Blue permeates my knitting this month. Super soft Austrian spun alpaca is taking the shape of a mottled blue shawl, while cornflower blue Icelandic wool contrasts with a faded, pale grey in my first two stranded project ever. A wonderful small sampler of different designs, the Julesokk pattern caught my eye during Advent. As a secret stripe enthusiast, I must confess I found the vertical lines more thrilling than the snowflake patterns themselves. I love the Latvian braid finish. All these shades and stitches reinforce the message from this picture found in the newspaper.
A nameless photographer captured this blue jay, one of my favorite birds.

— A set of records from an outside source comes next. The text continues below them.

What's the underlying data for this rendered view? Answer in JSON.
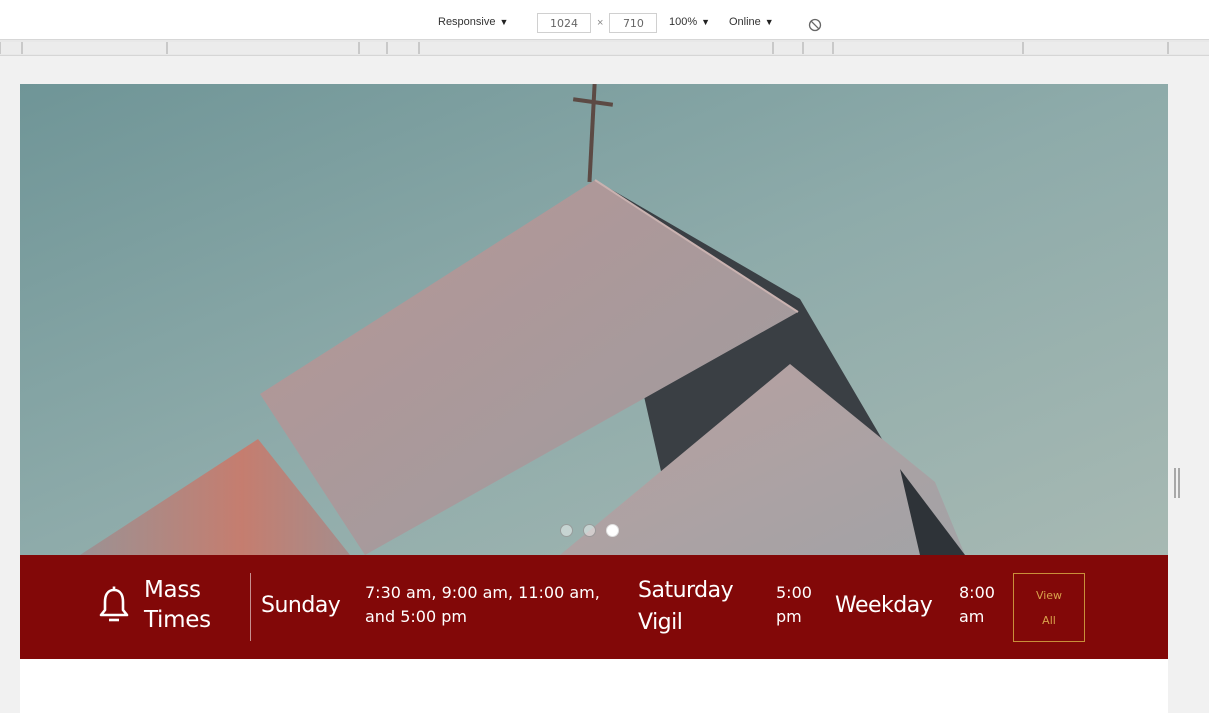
{
  "devtools": {
    "device": "Responsive",
    "width": "1024",
    "times": "×",
    "height": "710",
    "zoom": "100%",
    "network": "Online"
  },
  "slider": {
    "dot_count": 3,
    "active_index": 2
  },
  "mass_times": {
    "title_line1": "Mass",
    "title_line2": "Times",
    "sunday_label": "Sunday",
    "sunday_times_line1": "7:30 am, 9:00 am, 11:00 am,",
    "sunday_times_line2": "and 5:00 pm",
    "saturday_label_line1": "Saturday",
    "saturday_label_line2": "Vigil",
    "saturday_time_line1": "5:00",
    "saturday_time_line2": "pm",
    "weekday_label": "Weekday",
    "weekday_time_line1": "8:00",
    "weekday_time_line2": "am",
    "view_all_line1": "View",
    "view_all_line2": "All"
  },
  "colors": {
    "bar_background": "#820808",
    "accent_gold": "#c98f3a"
  },
  "icons": {
    "bell": "bell-icon",
    "throttle": "no-throttling-icon"
  }
}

Though I didn’t see any during my recent visit to their habitat, I heard them calling from the neighbor’s trees. Few are the birds in the Northern latitudes that can compete with blue jays for their brilliant blue plumage. These intelligent birds have complex social relationships and often mate for life. Great fans of acorns, they feast on nuts and fruit and to a lesser degree insects. For now I’ll just have to be satisfied with seeing the flash of blue on the wings and crest of Cyanistes caeruleus, or Blaumeisen, as they are called in German and this household.
Despite appearances, I don’t have the blues, nor have I ceased to gravitate towards all hues of brown. My project to tide me over until spring is twofold this year. Like last winter, I have chosen a thick classic novel as my companion on cold, dark evenings. Instead of being irritated by a tubercular Prussian at a sanatorium in Switzerland, I will be laughing at the foibles of Don Quixote de la Mancha, a man who refuses to see things as they really are. He is an insufferable optimist and dreamer who insists on infusing the world with a meaning it doesn’t have (or only he sees). Sounds like a good counterpoint to the newspaper, doesn’t it? If the first 30 pages are any indication of the remaining 910, it will be a much easier ride into spring in 2016. The second part involves knitting the Winter Mists Wrap with the Schokotatze (chocolate paw) colored lace yarn mentioned in December. Since I am not a chocoholic, I’ve dubbed it my Espresso Scarf, for it will most likely warm my neck on the well beaten path to the coffee shop every morning.
Hope you are keeping the winter blues at bay in your own way. Happy reading, birdwatching, knitting and waking up to the beauty around you!